Ducks and Seabirds Aplenty
‘Tis the season for ducks - January is prime time to grab the mittens (or t-shirt and sunglasses, you never know anymore) and head to your local lakes and ponds to survey the waterfowl scene. At this point in the winter there has been sufficient time for ducks to arrive as ponds to our north and west freeze up.
The Cape’s assortment of herring run kettle ponds, salt ponds, harbors, marshes, bays, sounds, and open ocean draw a remarkable variety of fowl from around the continent. With milder temperatures, salty water, and various spring fed ponds and marshes, there is always open water somewhere on the Cape and Islands.
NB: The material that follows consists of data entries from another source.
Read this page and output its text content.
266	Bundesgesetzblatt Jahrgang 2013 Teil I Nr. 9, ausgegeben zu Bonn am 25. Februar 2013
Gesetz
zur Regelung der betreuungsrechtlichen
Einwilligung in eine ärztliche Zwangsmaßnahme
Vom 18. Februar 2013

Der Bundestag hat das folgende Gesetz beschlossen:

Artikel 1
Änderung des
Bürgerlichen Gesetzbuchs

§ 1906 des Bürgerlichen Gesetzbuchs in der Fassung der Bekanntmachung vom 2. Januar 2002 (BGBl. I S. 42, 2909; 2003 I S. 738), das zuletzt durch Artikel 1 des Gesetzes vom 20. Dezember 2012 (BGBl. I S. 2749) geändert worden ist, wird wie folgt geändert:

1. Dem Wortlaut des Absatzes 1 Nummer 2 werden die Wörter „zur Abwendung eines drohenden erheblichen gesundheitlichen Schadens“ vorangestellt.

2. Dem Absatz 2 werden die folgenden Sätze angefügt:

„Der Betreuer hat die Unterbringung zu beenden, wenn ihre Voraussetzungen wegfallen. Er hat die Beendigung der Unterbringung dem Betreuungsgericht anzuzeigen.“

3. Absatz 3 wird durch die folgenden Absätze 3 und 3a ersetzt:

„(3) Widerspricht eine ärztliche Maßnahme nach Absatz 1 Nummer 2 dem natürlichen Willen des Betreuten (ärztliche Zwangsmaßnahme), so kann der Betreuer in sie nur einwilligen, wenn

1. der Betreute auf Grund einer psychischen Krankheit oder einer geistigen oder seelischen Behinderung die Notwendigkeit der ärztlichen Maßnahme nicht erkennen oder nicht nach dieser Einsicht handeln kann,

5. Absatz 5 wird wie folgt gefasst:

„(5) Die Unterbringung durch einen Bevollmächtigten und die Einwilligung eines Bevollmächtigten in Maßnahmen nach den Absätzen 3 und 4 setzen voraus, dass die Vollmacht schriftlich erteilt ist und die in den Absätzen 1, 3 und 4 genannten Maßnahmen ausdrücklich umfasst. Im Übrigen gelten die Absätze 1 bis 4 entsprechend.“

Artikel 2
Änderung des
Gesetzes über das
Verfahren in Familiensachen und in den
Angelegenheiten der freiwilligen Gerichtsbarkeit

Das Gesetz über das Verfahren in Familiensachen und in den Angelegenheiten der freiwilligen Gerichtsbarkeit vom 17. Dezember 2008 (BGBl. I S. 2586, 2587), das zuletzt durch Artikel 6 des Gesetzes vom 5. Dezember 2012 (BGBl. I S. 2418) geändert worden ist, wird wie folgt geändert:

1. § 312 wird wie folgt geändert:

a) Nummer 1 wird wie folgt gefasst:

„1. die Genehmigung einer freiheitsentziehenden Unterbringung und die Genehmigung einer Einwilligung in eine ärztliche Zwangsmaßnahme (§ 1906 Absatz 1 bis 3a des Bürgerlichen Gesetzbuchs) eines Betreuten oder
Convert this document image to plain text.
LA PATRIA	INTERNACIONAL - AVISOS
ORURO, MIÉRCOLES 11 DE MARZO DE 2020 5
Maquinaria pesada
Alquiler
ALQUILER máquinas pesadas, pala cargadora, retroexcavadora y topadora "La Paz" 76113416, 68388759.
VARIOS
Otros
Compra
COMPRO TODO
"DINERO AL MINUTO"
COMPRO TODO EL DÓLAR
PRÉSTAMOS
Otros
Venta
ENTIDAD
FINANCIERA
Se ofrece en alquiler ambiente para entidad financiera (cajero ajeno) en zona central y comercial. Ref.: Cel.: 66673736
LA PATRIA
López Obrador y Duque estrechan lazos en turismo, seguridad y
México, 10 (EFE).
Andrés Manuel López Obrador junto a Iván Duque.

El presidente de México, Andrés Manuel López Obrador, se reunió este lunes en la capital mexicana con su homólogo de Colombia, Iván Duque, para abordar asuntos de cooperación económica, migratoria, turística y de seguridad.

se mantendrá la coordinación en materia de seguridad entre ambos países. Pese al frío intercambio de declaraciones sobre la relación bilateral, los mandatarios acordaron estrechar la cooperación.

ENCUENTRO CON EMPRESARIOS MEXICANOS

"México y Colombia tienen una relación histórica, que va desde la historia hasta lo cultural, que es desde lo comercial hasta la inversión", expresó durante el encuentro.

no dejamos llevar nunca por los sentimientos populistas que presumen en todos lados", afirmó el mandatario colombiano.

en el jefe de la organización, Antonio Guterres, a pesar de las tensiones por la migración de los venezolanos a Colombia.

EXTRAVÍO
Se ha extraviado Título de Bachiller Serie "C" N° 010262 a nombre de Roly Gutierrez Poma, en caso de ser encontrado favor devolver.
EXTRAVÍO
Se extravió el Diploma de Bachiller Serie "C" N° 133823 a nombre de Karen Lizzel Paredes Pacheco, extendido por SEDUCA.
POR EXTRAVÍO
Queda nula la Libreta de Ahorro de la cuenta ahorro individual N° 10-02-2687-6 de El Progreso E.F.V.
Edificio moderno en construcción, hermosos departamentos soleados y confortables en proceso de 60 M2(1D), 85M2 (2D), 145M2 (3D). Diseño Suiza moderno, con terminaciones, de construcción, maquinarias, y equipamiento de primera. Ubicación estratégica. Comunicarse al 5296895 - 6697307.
From the perspective of a waterbird, whether duck or heron or kingfisher, this means they won’t have to go too far during a freeze up, making this archipelago an attractive winter retreat.
This week in the world of ducks brought a couple of oddballs likely returning from last year. First, a male Tufted Duck is back on Long Pond on the Harwich/Brewster border. These handsome diving ducks from Europe are closely related to scaup, with whom they are most often found. When scaup aren’t diving for freshwater mussels and other aquatic treats they are mostly sleeping, so a Tufted Duck can be surprisingly hard to pick out unless you catch their characteristic feathery crest blowing just right in the wind, but also note their darker back and curvier white side panels.
Even weirder is the hybrid duck who has apparently returned for another winter in the Mashpee/Falmouth area. This cross between a Tufted Duck and a scaup of some sort looks pretty much like a Tufted Duck but with a shorter crest and gray, not black back. So far he’s been seen on Perch and Little Ponds in Falmouth, but check anywhere you see scaup.
If you get tired of searching out odd ducks, at least the feathered kind, consider a pilgrimage to Race Point in Provincetown, where the world ends and great seabirding begins. Save yourself that trip to the West Coast by picking out a Pacific Loon off the Race – they are regular here each winter, with up to two or three around recently. While scanning for other sought-after ocean specialties like Iceland Gulls, murres and dovekies, make sure to glance back over the dunes and you have a good chance of seeing a swirling flock of Snow Buntings, white and beige winter visitors from arctic tundra breeding grounds, and one of my favorite birds of this season. Rare and exciting predatory birds in the form of a Northern Shrike and a couple of Short-eared Owls have both been seen hunting the dunes and thickets by the Race this week.
Finally, there’s your feeders. Some days you just don’t want to venture afield, but luckily, surprising, late-lingering species are still turning up at backyard feeding stations. These include a Black-throated Blue Warbler in Wellfleet, a Black-and-white Warbler in Provincetown, and god knows how many Painted Buntings – at least 9 individuals of this colorful southern species have turned up on the Cape over the last two months, shattering previous records. Baltimore Orioles, who are supposed to winter in Central America, are also appearing in yards in seemingly record numbers, taking advantage of heavy fruit crops on cedars this year as well as bird feeders.
You may not have an oriole or a Day-Glo male Painted Bunting in your yard, but as you can see, there’s no excuse to let dust collect on your optics here on Cape Cod, even in deepest winter. So grab that parka and/or shorts and flip flops, and I’ll see you in the field.